Acidente

Conto de Ivone C. Benedetti
Ilustração: Marco Jacobsen
01/09/2010

Faz meia hora, está sozinho num carro de polícia parado à beira da estrada. Apóia a cabeça à janela: faço de conta que não estou no mundo. O cansaço lhe arria as pálpebras, devagar, devagar… — Que nem beber água pelo fundo do copo — soa a voz de tuba, forte e breve, do seu Nestor, na pinguela que leva da vigília ao sono. Arregala os olhos assustado. O mesmo aconteceu de manhã. O timbre continua envelopado no ar. Nestor, o carvoeiro padrasto. Por que Nestor agora e de manhã?

Manhã raiando, escancarou os olhos com essa frase na cachola e deu com um sol recortado de folhas bailando no pára-brisa. Dormido na cama da boléia sem fechar as cortinas.

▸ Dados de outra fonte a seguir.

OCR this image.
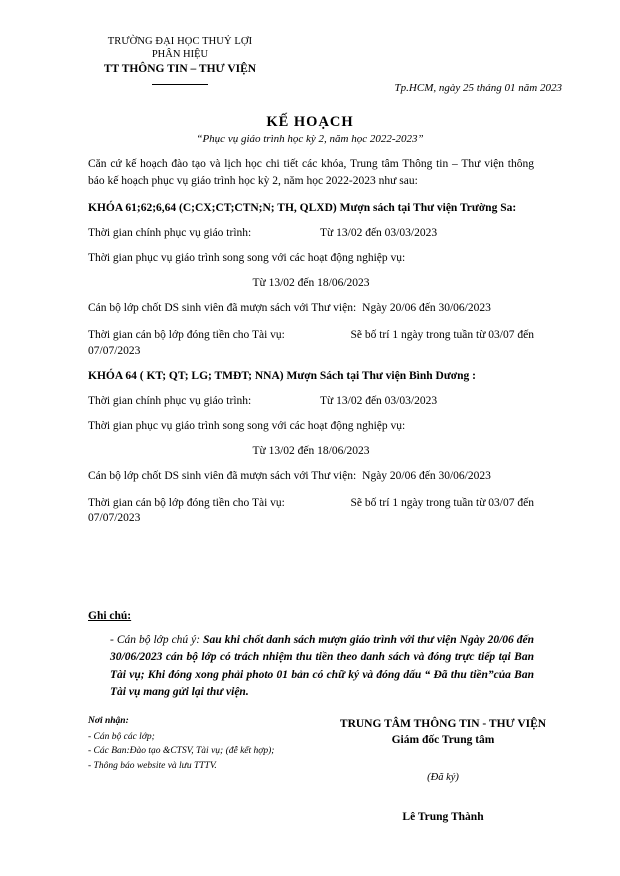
TRƯỜNG ĐẠI HỌC THUỶ LỢI
PHÂN HIỆU
TT THÔNG TIN – THƯ VIỆN
Tp.HCM, ngày 25 tháng 01 năm 2023
KẾ HOẠCH
“Phục vụ giáo trình học kỳ 2, năm học 2022-2023”
Căn cứ kế hoạch đào tạo và lịch học chi tiết các khóa, Trung tâm Thông tin – Thư viện thông báo kế hoạch phục vụ giáo trình học kỳ 2, năm học 2022-2023 như sau:
KHÓA 61;62;6,64 (C;CX;CT;CTN;N; TH, QLXD) Mượn sách tại Thư viện Trường Sa:
Thời gian chính phục vụ giáo trình:	Từ 13/02 đến 03/03/2023
Thời gian phục vụ giáo trình song song với các hoạt động nghiệp vụ:
Từ 13/02 đến 18/06/2023
Cán bộ lớp chốt DS sinh viên đã mượn sách với Thư viện: Ngày 20/06 đến 30/06/2023
Thời gian cán bộ lớp đóng tiền cho Tài vụ:	Sẽ bố trí 1 ngày trong tuần từ 03/07 đến
07/07/2023
KHÓA 64 ( KT; QT; LG; TMĐT; NNA) Mượn Sách tại Thư viện Bình Dương :
Thời gian chính phục vụ giáo trình:	Từ 13/02 đến 03/03/2023
Thời gian phục vụ giáo trình song song với các hoạt động nghiệp vụ:
Từ 13/02 đến 18/06/2023
Cán bộ lớp chốt DS sinh viên đã mượn sách với Thư viện: Ngày 20/06 đến 30/06/2023
Thời gian cán bộ lớp đóng tiền cho Tài vụ:	Sẽ bố trí 1 ngày trong tuần từ 03/07 đến
07/07/2023
Ghi chú:
- Cán bộ lớp chú ý: Sau khi chốt danh sách mượn giáo trình với thư viện Ngày 20/06 đến 30/06/2023 cán bộ lớp có trách nhiệm thu tiền theo danh sách và đóng trực tiếp tại Ban Tài vụ; Khi đóng xong phải photo 01 bản có chữ ký và đóng dấu “ Đã thu tiền”của Ban Tài vụ mang gửi lại thư viện.
Nơi nhận:
- Cán bộ các lớp;
- Các Ban:Đào tạo &CTSV, Tài vụ; (đễ kết hợp);
- Thông báo website và lưu TTTV.
TRUNG TÂM THÔNG TIN - THƯ VIỆN
Giám đốc Trung tâm
(Đã ký)
Lê Trung Thành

Ficou ali quieto, cabeça vazia um tempo perdido, até que um suspiro subido do assento do passageiro o trouxesse para este mundo. No banco, recostada de qualquer jeito, cabeça pendente para um lado, um terço de cara visível, pixaim bordando a quadrilátero da minissaia de jeans, blusa rosa-choque tomara-que-caia adivinhada para baixo de uns ombros ossudos, coxas finas entreabertas, sem que o resto das pernas se visse, o todo na perspectiva de cima para baixo, quem? Quem? QUEM?

Nome ele não sabia, e aos poucos se lembrava da fala de pífaro:

— Tá a fim, moço?
— Quanto?
— Vinte tá bom?
— É muito.
— Quinze então.

Doze, treze, catorze anos no máximo.

— Monta aí, vai.

Do que veio depois não estava lembrado.

— Hei, acorda. Pica a mula.

A menina abriu os olhos, e isso ele percebeu pelo movimento das pontas recurvas dos cílios do olho direito, testa abaixo.

— Não adianta fingir que está dormindo. Pica a mula.

A menina olhou para cima:

— Fiquei aqui pra chatear o senhor, não. Só tô esperando meu dinheiro.
— Que dinheiro?
— Quinze, moço.
— O que foi que aconteceu… entre nós?
— Nada, não. O senhor arriou aí, chapado. Fiquei esperando, peguei no sono.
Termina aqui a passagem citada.